Despite these claims, however, documented evidence of widespread or systematic use of “force” or “coercion” in the provision of ECT is very difficult to obtain in the United States—notwithstanding isolated, anecdotal claims of such abuse. The most recent refinements in ECT techniques have markedly reduced risks of long-term cognitive impairment, and recent data show that “continuation” ECT results in no more cognitive impairment than does maintenance pharmacotherapy. There is also clear evidence of ECT’s ability to reduce suicidal ideation during acute treatment.1,2
Other groups have taken a middle road on the use of ECT. Harvey Rosenthal, executive director of the New York Association of Psychiatric Rehabilitation Services, agreed that some people have benefited from ECT, but that many have experi-enced severe memory loss, agitation, cognitive deterioration, and long-term brain damage and other injury, especially at the hands of equipment that was out of date and improperly inspected and maintained. “ECT should be delivered in an atmosphere of fully informed choice, with appropriate treatment protocols, appropriate timing, and appropriate government oversight,” he said.

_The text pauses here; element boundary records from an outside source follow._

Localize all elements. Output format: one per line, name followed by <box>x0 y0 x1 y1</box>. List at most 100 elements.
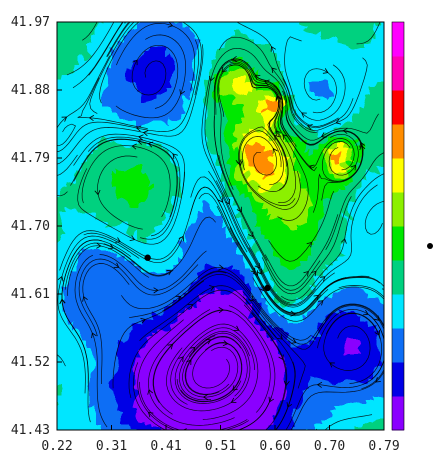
field-cell <box>297 166 304 173</box>
field-cell <box>207 280 214 287</box>
field-cell <box>249 394 256 401</box>
field-cell <box>309 130 316 137</box>
field-cell <box>87 406 94 413</box>
field-cell <box>249 28 256 35</box>
field-cell <box>93 22 100 29</box>
field-cell <box>219 424 226 430</box>
field-cell <box>171 76 178 83</box>
field-cell <box>231 346 238 353</box>
field-cell <box>375 358 382 365</box>
field-cell <box>357 268 364 275</box>
field-cell <box>315 202 322 209</box>
field-cell <box>327 124 334 131</box>
field-cell <box>255 106 262 113</box>
field-cell <box>381 94 384 101</box>
field-cell <box>129 328 136 335</box>
field-cell <box>363 166 370 173</box>
field-cell <box>213 40 220 47</box>
field-cell <box>291 268 298 275</box>
field-cell <box>315 370 322 377</box>
field-cell <box>357 100 364 107</box>
field-cell <box>261 64 268 71</box>
field-cell <box>141 118 148 125</box>
field-cell <box>375 148 382 155</box>
field-cell <box>249 274 256 281</box>
field-cell <box>381 424 384 430</box>
field-cell <box>327 280 334 287</box>
field-cell <box>375 424 382 430</box>
field-cell <box>123 166 130 173</box>
field-cell <box>129 262 136 269</box>
field-cell <box>285 388 292 395</box>
field-cell <box>135 226 142 233</box>
streamline <box>77 77 148 129</box>
field-cell <box>117 214 124 221</box>
field-cell <box>183 286 190 293</box>
field-cell <box>105 280 112 287</box>
field-cell <box>309 172 316 179</box>
field-cell <box>213 256 220 263</box>
field-cell <box>243 262 250 269</box>
field-cell <box>213 352 220 359</box>
field-cell <box>225 190 232 197</box>
field-cell <box>111 304 118 311</box>
field-cell <box>381 184 384 191</box>
field-cell <box>345 286 352 293</box>
field-cell <box>225 22 232 29</box>
field-cell <box>273 382 280 389</box>
field-cell <box>45 322 52 329</box>
field-cell <box>165 106 172 113</box>
field-cell <box>183 232 190 239</box>
streamline <box>281 173 384 301</box>
field-cell <box>177 142 184 149</box>
field-cell <box>231 22 238 29</box>
field-cell <box>345 214 352 221</box>
field-cell <box>87 412 94 419</box>
field-cell <box>111 106 118 113</box>
field-cell <box>351 370 358 377</box>
field-cell <box>291 232 298 239</box>
field-cell <box>327 364 334 371</box>
field-cell <box>189 250 196 257</box>
field-cell <box>99 406 106 413</box>
field-cell <box>363 298 370 305</box>
field-cell <box>171 364 178 371</box>
field-cell <box>183 316 190 323</box>
field-cell <box>321 148 328 155</box>
field-cell <box>111 160 118 167</box>
field-cell <box>321 322 328 329</box>
field-cell <box>357 412 364 419</box>
field-cell <box>267 112 274 119</box>
streamline <box>325 152 384 250</box>
field-cell <box>351 286 358 293</box>
field-cell <box>111 58 118 65</box>
field-cell <box>285 208 292 215</box>
streamline <box>99 22 202 104</box>
field-cell <box>291 436 298 443</box>
field-cell <box>321 172 328 179</box>
field-cell <box>393 10 400 17</box>
field-cell <box>231 88 238 95</box>
field-cell <box>273 112 280 119</box>
field-cell <box>213 58 220 65</box>
field-cell <box>279 256 286 263</box>
field-cell <box>195 292 202 299</box>
field-cell <box>201 22 208 29</box>
field-cell <box>375 184 382 191</box>
field-cell <box>141 10 148 17</box>
field-cell <box>177 160 184 167</box>
field-cell <box>117 160 124 167</box>
field-cell <box>171 148 178 155</box>
field-cell <box>375 10 382 17</box>
field-cell <box>87 136 94 143</box>
field-cell <box>129 244 136 251</box>
field-cell <box>153 172 160 179</box>
field-cell <box>255 298 262 305</box>
field-cell <box>339 412 346 419</box>
field-cell <box>237 412 244 419</box>
field-cell <box>237 82 244 89</box>
field-cell <box>267 172 274 179</box>
field-cell <box>345 412 352 419</box>
field-cell <box>111 118 118 125</box>
field-cell <box>303 172 310 179</box>
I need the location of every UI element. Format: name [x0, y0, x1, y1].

Ken Duckworth, MD, medical director, the National Alliance on Mental Illness, said significant improvements have been made in this treatment and today there is strong evidence that ECT is both highly effective and relatively safe. “The most serious reported side effect of ECT is memory loss, which is relatively short-term and manageable in most cases, although more serious in a minority of cases,” he explained. “This is a significant side effect, but its impact should be considered relative to the pain and suffering of severe, intractable depression.”
1. Fink M, Taylor MA. Electroconvulsive therapy: evidence and challenges. JAMA. 2007;298:330-332.
2. Smith GE, Rasmussen KG, Cullum CM, et al; for the CORE Investigators. A randomized controlled trial comparing the memory effects of continuation electroconvulsive therapy versus continuation pharmacotherapy: results from the consortium for research in ECT (CORE) study. J Clin Psychiatry. 2010;71:185-193.